Mittelbayerische Zeitung: „Mittelbayerische Zeitung“ (Regensburg) zum Wahlkampf

von Reinhard Zweigler, MZ

Der Wahlkampf in Deutschland schlägt immer neue Kapriolen. Der
ziemlich aussichtslose SPD-Kanzlerkandidat Peer Steinbrück machte auf
dem „Deutschlandfest“ seiner Partei sich selbst Mut als „Aufbruch-
und Gerechtigkeitskanzler“. Danach gab es die etwas angestaubten Hits
von Roland Kaiser. Steinbrück hat keine Chance, aber die nutzt er
jetzt tapfer, mit dem Mute der Verzweiflung. Angela Merkel dagegen,
die Regierungschefin mit dem aussichtsreichen Ticket auf eine dritte
Kanzlerschaft – trotz ihres derzeitigen Schlafwagenwahlkampfes –
lässt derweil schwarz-rote Spekulationen ins Kraut schießen. Das ist
zum einen eine demokratische Selbstverständlichkeit. Denn die
Möglichkeit einer erneuten Koalition mit der SPD kann die
CDU-Vorsitzende nun wirklich nicht völlig ausschließen. Zugleich aber
schlägt Merkel, indem sie Spekulationen über eine große Koalition
nährt, sozusagen zwei Fliegen mit einer Klappe: Sie demontiert
erstens ihren Herausforderer Steinbrück, der für eine große Koalition
unter Merkel keinesfalls bereit steht.
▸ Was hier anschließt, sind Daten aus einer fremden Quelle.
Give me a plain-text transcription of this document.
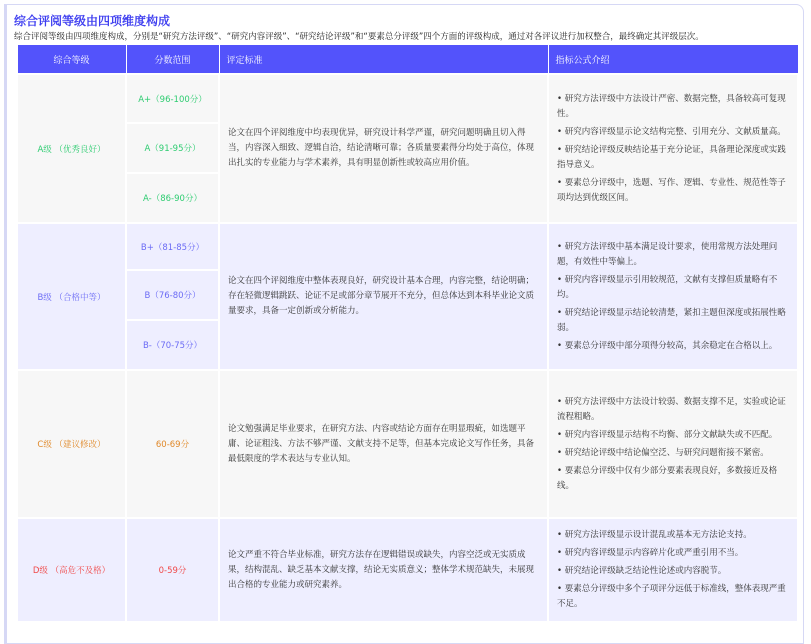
综合评阅等级由四项维度构成
综合评阅等级由四项维度构成，分别是“研究方法评级”、“研究内容评级”、“研究结论评级”和“要素总分评级”四个方面的评级构成，通过对各评议进行加权整合，最终确定其评级层次。
综合等级	分数范围	评定标准	指标公式介绍
A级 （优秀良好）	A+（96-100分）	论文在四个评阅维度中均表现优异，研究设计科学严谨，研究问题明确且切入得当，内容深入细致、逻辑自洽，结论清晰可靠；各质量要素得分均处于高位，体现出扎实的专业能力与学术素养，具有明显创新性或较高应用价值。	• 研究方法评级中方法设计严密、数据完整，具备较高可复现性。
• 研究内容评级显示论文结构完整、引用充分、文献质量高。
• 研究结论评级反映结论基于充分论证，具备理论深度或实践指导意义。
• 要素总分评级中，选题、写作、逻辑、专业性、规范性等子项均达到优级区间。

	A（91-95分）		
	A-（86-90分）		
B级 （合格中等）	B+（81-85分）	论文在四个评阅维度中整体表现良好，研究设计基本合理，内容完整，结论明确；存在轻微逻辑跳跃、论证不足或部分章节展开不充分，但总体达到本科毕业论文质量要求，具备一定创新或分析能力。	• 研究方法评级中基本满足设计要求，使用常规方法处理问题，有效性中等偏上。
• 研究内容评级显示引用较规范，文献有支撑但质量略有不均。
• 研究结论评级显示结论较清楚，紧扣主题但深度或拓展性略弱。
• 要素总分评级中部分项得分较高，其余稳定在合格以上。

	B（76-80分）		
	B-（70-75分）		
C级 （建议修改）	60-69分	论文勉强满足毕业要求，在研究方法、内容或结论方面存在明显瑕疵，如选题平庸、论证粗浅、方法不够严谨、文献支持不足等，但基本完成论文写作任务，具备最低限度的学术表达与专业认知。	• 研究方法评级中方法设计较弱、数据支撑不足，实验或论证流程粗略。
• 研究内容评级显示结构不均衡、部分文献缺失或不匹配。
• 研究结论评级中结论偏空泛、与研究问题衔接不紧密。
• 要素总分评级中仅有少部分要素表现良好，多数接近及格线。

D级 （高危不及格）	0-59分	论文严重不符合毕业标准，研究方法存在逻辑错误或缺失，内容空泛或无实质成果，结构混乱、缺乏基本文献支撑，结论无实质意义；整体学术规范缺失，未展现出合格的专业能力或研究素养。	• 研究方法评级显示设计混乱或基本无方法论支持。
• 研究内容评级显示内容碎片化或严重引用不当。
• 研究结论评级缺乏结论性论述或内容脱节。
• 要素总分评级中多个子项评分远低于标准线，整体表现严重不足。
Und zweitens verpasst sie dem
liberalen Partner einen Dämpfer. Sollte es mit der FDP nicht wieder
zum Regieren in Berlin reichen – Erst recht nach einem FDP-Desaster
in Bayern eine Woche vor der Bundestagswahl – dann ergibt sich für
die kühl rechnende Merkel eine zweite Machtoption. Und eine
Zweitstimmen-Kampagne für die Liberalen, die FDP dann wahrscheinlich
anzetteln würde, will Merkel schon gar nicht. Oft steckt hinter
Spekulationen, die man ins Kraut schießen lässt, eine Absicht.